Le chancelier Merz dans la tourmente après un triomphe électoral de l'extrême droite
Le chancelier allemand Friedrich Merz est au défi lundi de réagir au triomphe électoral de la formation anti-immigration et prorusse AfD en Saxe-Anhalt, un scrutin qui place l'extrême droite en position favorable pour diriger une région allemande pour la première fois depuis 1945.
Le dirigeant conservateur enchaîne depuis son arrivée au pouvoir en mai 2025 les déconvenues, lui qui avait promis de juguler l'essor de l'AfD, devenue deuxième force du pays aux législatives de l'an dernier.
Il a mené une politique économique libérale et réduit l'immigration. Mais au final, l'extrême droite, menée par le charismatique Ulrich Siegmund, 35 ans, a infligé un camouflet historique au parti du chancelier, la CDU, le devançant avec 44% des suffrages contre moins de 18%.
Le grand vainqueur a ironisé dimanche en qualifiant M. Merz de "très bon agent de campagne électoral pour l'AfD".
Selon les projections de l’audiovisuel public allemand, il manque à l'AfD (Alternative pour l'Allemagne) trois sièges au parlement régional pour atteindre la majorité absolue de 42 sièges.
Il s'agirait alors de débaucher quelques élus d'autres partis ou de former des alliances, avec le BSW, petite formation de gauche prorusse, en position de faiseur de roi.
Une période d'incertitude et de tractations s'ouvre sans doute en Saxe-Anhalt.
Mais le résultat constitue un séisme, tant la culture de contrition pour les crimes du nazisme reste profondément ancrée en Allemagne.
La classe politique s'efforce depuis des années de souligner la proximité entre l'AfD et les mouvances néonazies afin d'enrayer sa montée.
Une figure de la communauté juive allemande, Charlotte Knobloch se dit horrifiée : "Même dans mes pires cauchemars, je n’aurais pas pu imaginer que l’extrême droite puisse de nouveau gagner des élections en Allemagne de cette façon".
Fondée en 2013 comme parti eurosceptique, l'Alternative pour l'Allemagne s'est muée en parti antimigrants libéral, en particulier dans l'Est appauvri.
Comme le reste de la classe politique, la CDU exclut toute alliance avec l'AfD.
Mais Ulrich Siegmund et la cheffe de l'AfD à l'échelle nationale, Alice Weidel, ont évoqué dimanche soir leur "main tendue".
Lundi, M. Merz retrouvera la direction de son parti pour analyser la défaite, avant de s'exprimer devant la presse.
La seule manière pour la CDU de continuer de gouverner la Saxe-Anhalt serait une improbable alliance avec tous les autres partis, y compris l'extrême gauche.
Pour le député CDU Sepp Müller, c'est bien l'AfD qui "a le mandat pour former un gouvernement" dans cette région.
Lars Klingbeil, vice-chancelier social-démocrate et ministre des Finances du gouvernement de coalition de M. Merz, voit lui dans la victoire de l'AfD un "signal à l'attention de Berlin".
Pour la CDU, ce résultat électoral est "plus qu'une lourde défaite", analyse Oliver Lembcke, professeur de sciences politiques à l'Université de la Ruhr à Bochum, interrogé par l'AFP dimanche, prédisant "une recomposition majeure du paysage partisan allemand".

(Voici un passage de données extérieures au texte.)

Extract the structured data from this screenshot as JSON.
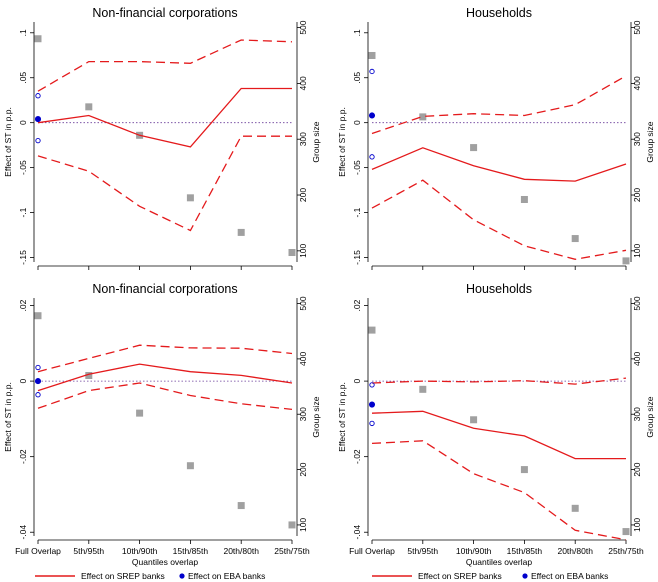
{
  "colors": {
    "srep": "#e41a1c",
    "eba": "#0000cc",
    "group": "#a0a0a0",
    "zero_line": "#6a3d9a"
  },
  "legend": {
    "srep_label": "Effect on SREP banks",
    "eba_label": "Effect on EBA banks"
  },
  "chart_data": [
    {
      "type": "line",
      "title": "Non-financial corporations",
      "categories": [
        "Full Overlap",
        "5th/95th",
        "10th/90th",
        "15th/85th",
        "20th/80th",
        "25th/75th"
      ],
      "ylabel": "Effect of ST in p.p.",
      "y2label": "Group size",
      "xlabel": "",
      "ylim": [
        -0.155,
        0.112
      ],
      "yticks": [
        {
          "v": 0.1,
          "l": ".1"
        },
        {
          "v": 0.05,
          "l": ".05"
        },
        {
          "v": 0,
          "l": "0"
        },
        {
          "v": -0.05,
          "l": "-.05"
        },
        {
          "v": -0.1,
          "l": "-.1"
        },
        {
          "v": -0.15,
          "l": "-.15"
        }
      ],
      "y2lim": [
        80,
        510
      ],
      "y2ticks": [
        500,
        400,
        300,
        200,
        100
      ],
      "series": [
        {
          "name": "Effect on SREP banks",
          "values": [
            0,
            0.008,
            -0.014,
            -0.027,
            0.038,
            0.038
          ]
        },
        {
          "name": "Upper CI",
          "values": [
            0.035,
            0.068,
            0.068,
            0.066,
            0.092,
            0.09
          ]
        },
        {
          "name": "Lower CI",
          "values": [
            -0.037,
            -0.054,
            -0.093,
            -0.12,
            -0.015,
            -0.015
          ]
        }
      ],
      "eba_points": [
        {
          "y": 0.03,
          "filled": false
        },
        {
          "y": 0.004,
          "filled": true
        },
        {
          "y": -0.02,
          "filled": false
        }
      ],
      "group_size": [
        480,
        358,
        307,
        195,
        133,
        97
      ],
      "show_xticklabels": false
    },
    {
      "type": "line",
      "title": "Households",
      "categories": [
        "Full Overlap",
        "5th/95th",
        "10th/90th",
        "15th/85th",
        "20th/80th",
        "25th/75th"
      ],
      "ylabel": "Effect of ST in p.p.",
      "y2label": "Group size",
      "xlabel": "",
      "ylim": [
        -0.155,
        0.112
      ],
      "yticks": [
        {
          "v": 0.1,
          "l": ".1"
        },
        {
          "v": 0.05,
          "l": ".05"
        },
        {
          "v": 0,
          "l": "0"
        },
        {
          "v": -0.05,
          "l": "-.05"
        },
        {
          "v": -0.1,
          "l": "-.1"
        },
        {
          "v": -0.15,
          "l": "-.15"
        }
      ],
      "y2lim": [
        80,
        510
      ],
      "y2ticks": [
        500,
        400,
        300,
        200,
        100
      ],
      "series": [
        {
          "name": "Effect on SREP banks",
          "values": [
            -0.052,
            -0.028,
            -0.048,
            -0.063,
            -0.065,
            -0.046
          ]
        },
        {
          "name": "Upper CI",
          "values": [
            -0.012,
            0.007,
            0.01,
            0.008,
            0.02,
            0.052
          ]
        },
        {
          "name": "Lower CI",
          "values": [
            -0.095,
            -0.064,
            -0.108,
            -0.137,
            -0.152,
            -0.142
          ]
        }
      ],
      "eba_points": [
        {
          "y": 0.057,
          "filled": false
        },
        {
          "y": 0.008,
          "filled": true
        },
        {
          "y": -0.038,
          "filled": false
        }
      ],
      "group_size": [
        450,
        340,
        285,
        192,
        122,
        82
      ],
      "show_xticklabels": false
    },
    {
      "type": "line",
      "title": "Non-financial corporations",
      "categories": [
        "Full Overlap",
        "5th/95th",
        "10th/90th",
        "15th/85th",
        "20th/80th",
        "25th/75th"
      ],
      "ylabel": "Effect of ST in p.p.",
      "y2label": "Group size",
      "xlabel": "Quantiles overlap",
      "ylim": [
        -0.041,
        0.022
      ],
      "yticks": [
        {
          "v": 0.02,
          "l": ".02"
        },
        {
          "v": 0,
          "l": "0"
        },
        {
          "v": -0.02,
          "l": "-.02"
        },
        {
          "v": -0.04,
          "l": "-.04"
        }
      ],
      "y2lim": [
        80,
        510
      ],
      "y2ticks": [
        500,
        400,
        300,
        200,
        100
      ],
      "series": [
        {
          "name": "Effect on SREP banks",
          "values": [
            -0.0025,
            0.0018,
            0.0045,
            0.0025,
            0.0015,
            -0.0005
          ]
        },
        {
          "name": "Upper CI",
          "values": [
            0.0025,
            0.006,
            0.0095,
            0.0088,
            0.0087,
            0.0073
          ]
        },
        {
          "name": "Lower CI",
          "values": [
            -0.0072,
            -0.0025,
            -0.0005,
            -0.0038,
            -0.006,
            -0.0075
          ]
        }
      ],
      "eba_points": [
        {
          "y": 0.0036,
          "filled": false
        },
        {
          "y": 0,
          "filled": true
        },
        {
          "y": -0.0036,
          "filled": false
        }
      ],
      "group_size": [
        478,
        370,
        302,
        207,
        135,
        100
      ],
      "show_xticklabels": true
    },
    {
      "type": "line",
      "title": "Households",
      "categories": [
        "Full Overlap",
        "5th/95th",
        "10th/90th",
        "15th/85th",
        "20th/80th",
        "25th/75th"
      ],
      "ylabel": "Effect of ST in p.p.",
      "y2label": "Group size",
      "xlabel": "Quantiles overlap",
      "ylim": [
        -0.041,
        0.022
      ],
      "yticks": [
        {
          "v": 0.02,
          "l": ".02"
        },
        {
          "v": 0,
          "l": "0"
        },
        {
          "v": -0.02,
          "l": "-.02"
        },
        {
          "v": -0.04,
          "l": "-.04"
        }
      ],
      "y2lim": [
        80,
        510
      ],
      "y2ticks": [
        500,
        400,
        300,
        200,
        100
      ],
      "series": [
        {
          "name": "Effect on SREP banks",
          "values": [
            -0.0085,
            -0.008,
            -0.0125,
            -0.0145,
            -0.0205,
            -0.0205
          ]
        },
        {
          "name": "Upper CI",
          "values": [
            -0.0005,
            0,
            -0.0002,
            0.0001,
            -0.0008,
            0.0008
          ]
        },
        {
          "name": "Lower CI",
          "values": [
            -0.0165,
            -0.0158,
            -0.0245,
            -0.0295,
            -0.0395,
            -0.042
          ]
        }
      ],
      "eba_points": [
        {
          "y": -0.001,
          "filled": false
        },
        {
          "y": -0.0062,
          "filled": true
        },
        {
          "y": -0.0112,
          "filled": false
        }
      ],
      "group_size": [
        452,
        345,
        290,
        200,
        130,
        88
      ],
      "show_xticklabels": true
    }
  ]
}
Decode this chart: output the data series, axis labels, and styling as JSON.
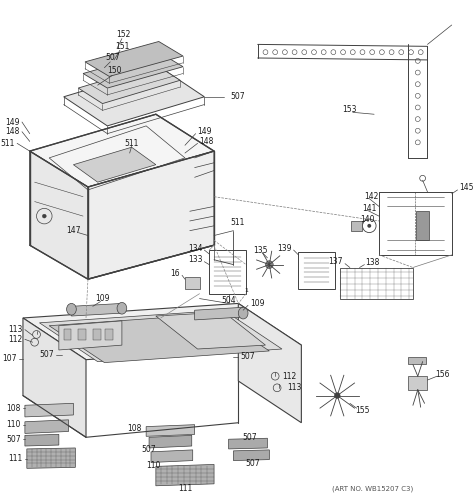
{
  "art_no": "(ART NO. WB15207 C3)",
  "bg_color": "#ffffff",
  "lc": "#404040",
  "tc": "#1a1a1a",
  "fig_width": 4.74,
  "fig_height": 5.04,
  "dpi": 100
}
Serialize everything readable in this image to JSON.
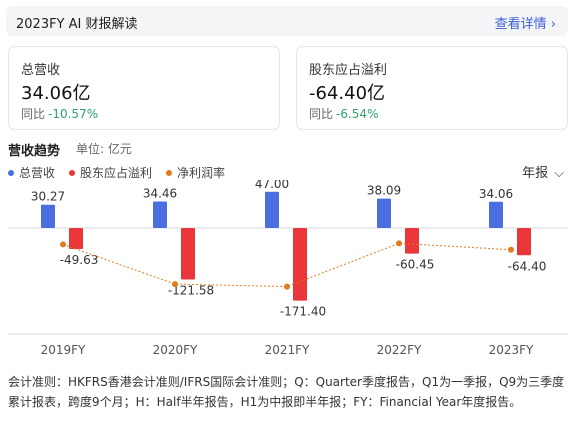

Le chancelier était déjà fragilisé par les nombreuses disputes au sein de sa coalition. L'économie atone, l'inflation à cause de la guerre au Moyen-Orient, les tensions avec les Etats-Unis et la menace russe qui nourrit un réarmement au pas de course sont autant de défis pour le dirigeant allemand - et de munitions pour l'AfD.
Déjà au début de l'été, M. Merz avait été confronté à des rumeurs que des cadres de son camp voulaient le remplacer.
Dimanche soir, Torsten Frei, patron des députés conservateurs et ex-chef de cabinet du chancelier, a voulu désamorcer ce scénario, appelant à ne pas "tirer les mauvaises conclusions". "Il est essentiel d'être et de rester stables".
M. Merz n'aura pas le temps de souffler, deux autres élections étant prévues le 20 septembre.
En Mecklembourg-Poméranie-Occidentale, autre région de l'Est, l'AfD distance, selon les sondages, le SPD avec 35-37% contre 28-32%. A Berlin, CDU, AfD, et la gauche radicale Die Linke sont dans un mouchoir de poche.